Bloomberg Intelligence had estimated the company’s potential liability to be as much as $9.5 billion, while analysts at Barclays put it at about $8 billion.
“It looks like 3M has negotiated a pretty good deal for themselves considering that this lawsuit has weighed on them for well over a decade,” said Carl Tobias, a law professor at the University of Richmond who teaches product liability cases.
A 3M representative said the company does not comment on rumors or speculation.
precious sayings
The deal would end a deluge of lawsuits facing the St. Paul, Minnesota company, as it faces thousands of other PFAS “forever chemicals” lawsuits that will likely cost several times more than resolving the earbud deal. 3M has lost 10 of 16 early tests with the earbuds to date, awarding more than $250 million to more than a dozen service personnel.
In the most recent lawsuit, a Florida jury ordered the manufacturer in 2022 to pay a US Army veteran James Beal $77.5 million in damages for his hearing loss from the earplugs. Beal, who tested guns for a period of four years starting in 2005, said he developed hearing loss and tinnitus, a buzzing or hissing sensation in the ears.
Read more: 3M Earplug judge orders mediation away from bankruptcy court
According to federal court records, the hundreds of thousands of lawsuits have been consolidated into a multi-district trial involving a Florida federal judge for information sharing and pretrial trial trials. In the lawsuits, current and former service personnel allege that 3M knew the earbuds were too short to work effectively and failed to alert the U.S. government or users or take steps to repair the product.
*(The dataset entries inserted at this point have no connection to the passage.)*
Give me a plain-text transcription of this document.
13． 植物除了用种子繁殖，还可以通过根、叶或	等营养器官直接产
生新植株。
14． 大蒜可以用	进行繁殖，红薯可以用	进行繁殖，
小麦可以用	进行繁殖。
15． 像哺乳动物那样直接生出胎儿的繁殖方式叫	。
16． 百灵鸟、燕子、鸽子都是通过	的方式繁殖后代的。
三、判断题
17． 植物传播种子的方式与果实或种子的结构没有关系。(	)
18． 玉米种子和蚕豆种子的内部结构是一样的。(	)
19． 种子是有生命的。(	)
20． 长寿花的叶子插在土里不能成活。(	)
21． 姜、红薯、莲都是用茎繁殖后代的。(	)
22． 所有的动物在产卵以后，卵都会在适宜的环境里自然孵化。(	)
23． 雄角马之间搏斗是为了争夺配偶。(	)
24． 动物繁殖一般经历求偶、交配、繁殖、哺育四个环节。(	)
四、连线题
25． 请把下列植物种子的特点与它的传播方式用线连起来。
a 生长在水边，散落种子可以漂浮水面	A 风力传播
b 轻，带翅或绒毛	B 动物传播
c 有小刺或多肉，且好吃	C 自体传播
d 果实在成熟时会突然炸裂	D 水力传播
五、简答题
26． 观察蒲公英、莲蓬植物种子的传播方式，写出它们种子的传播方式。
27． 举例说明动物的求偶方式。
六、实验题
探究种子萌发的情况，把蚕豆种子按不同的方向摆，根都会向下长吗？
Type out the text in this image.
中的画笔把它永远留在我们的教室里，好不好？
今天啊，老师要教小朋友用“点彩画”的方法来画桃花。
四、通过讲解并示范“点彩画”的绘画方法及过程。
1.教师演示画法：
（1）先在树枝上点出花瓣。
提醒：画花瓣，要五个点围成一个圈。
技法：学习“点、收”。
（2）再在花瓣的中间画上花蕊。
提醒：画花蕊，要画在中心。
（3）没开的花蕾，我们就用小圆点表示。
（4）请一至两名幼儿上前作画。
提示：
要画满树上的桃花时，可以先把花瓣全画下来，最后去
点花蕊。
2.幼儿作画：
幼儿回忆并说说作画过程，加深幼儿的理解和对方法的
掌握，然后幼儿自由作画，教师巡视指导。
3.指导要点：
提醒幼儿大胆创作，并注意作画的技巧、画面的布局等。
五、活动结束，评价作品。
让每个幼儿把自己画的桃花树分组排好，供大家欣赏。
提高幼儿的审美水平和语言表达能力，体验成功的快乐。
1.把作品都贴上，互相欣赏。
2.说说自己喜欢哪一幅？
Under the terms of the settlement, the maker of popular consumer products such as tape and post-it notes would pay out the money over five years, the people said, asking for anonymity because they were not authorized to speak publicly about the agreement . . They said 3M’s board has yet to sign the deal.
Bankruptcy strategy
3M had sought to limit its liability by having its Aearo Technologies unit seek Chapter 11 protection from creditors in 2021 to bring things together. Critics, including law professors and consumer advocates, cited the maneuver as an example of for-profit companies using the process as a shield without filing for bankruptcy themselves.
In June, a bankruptcy judge dismissed Aearo’s case, ruling that 3M was not in the kind of financial trouble that warranted using the bankruptcy system to handle lawsuits. Aero has appealed the ruling. A similar initiative by Johnson & Johnson to resolve cancer cases filed for bankruptcy because of their baby powder was rejected this year.
Read more: J&J Court loss weakens tactics used by 3M, Georgia-Pacific
As 3M’s bankruptcy strategy languished, company attorneys and service members sought a settlement in mediation required by the judge overseeing the earbud litigation, U.S. District Judge Casey Rodgers. Rodgers, who served in the military from 1985 to 1987, in May ordered 3M Chief Executive Officer Mike Roman to travel to Florida for negotiations.
According to the lawsuits, the earplugs had been faulty for a 12-year period beginning in 2003. In 2012, 971,990 tinnitus claims were filed with the U.S. Veterans Administration, government records show. Experts estimate that such claims are rising by 15% annually.
The earplugs agreement is not 3M’s first. In 2018, following a whistleblower lawsuit, the company agreed to pay $9.1 million to settle the U.S. Department of Justice’s civil allegations that it failed to disclose flaws it knew about to the military to make.
As for the eternal chemicals lawsuit, 3M has agreed to pay a whopping $12.5 billion to clean up U.S. drinking water supplies contaminated with the substances.
The earbud case is In Re 3M Products Liability Litigation, 19-md-2885, U.S. District Court, Northern District of Florida (Pensacola).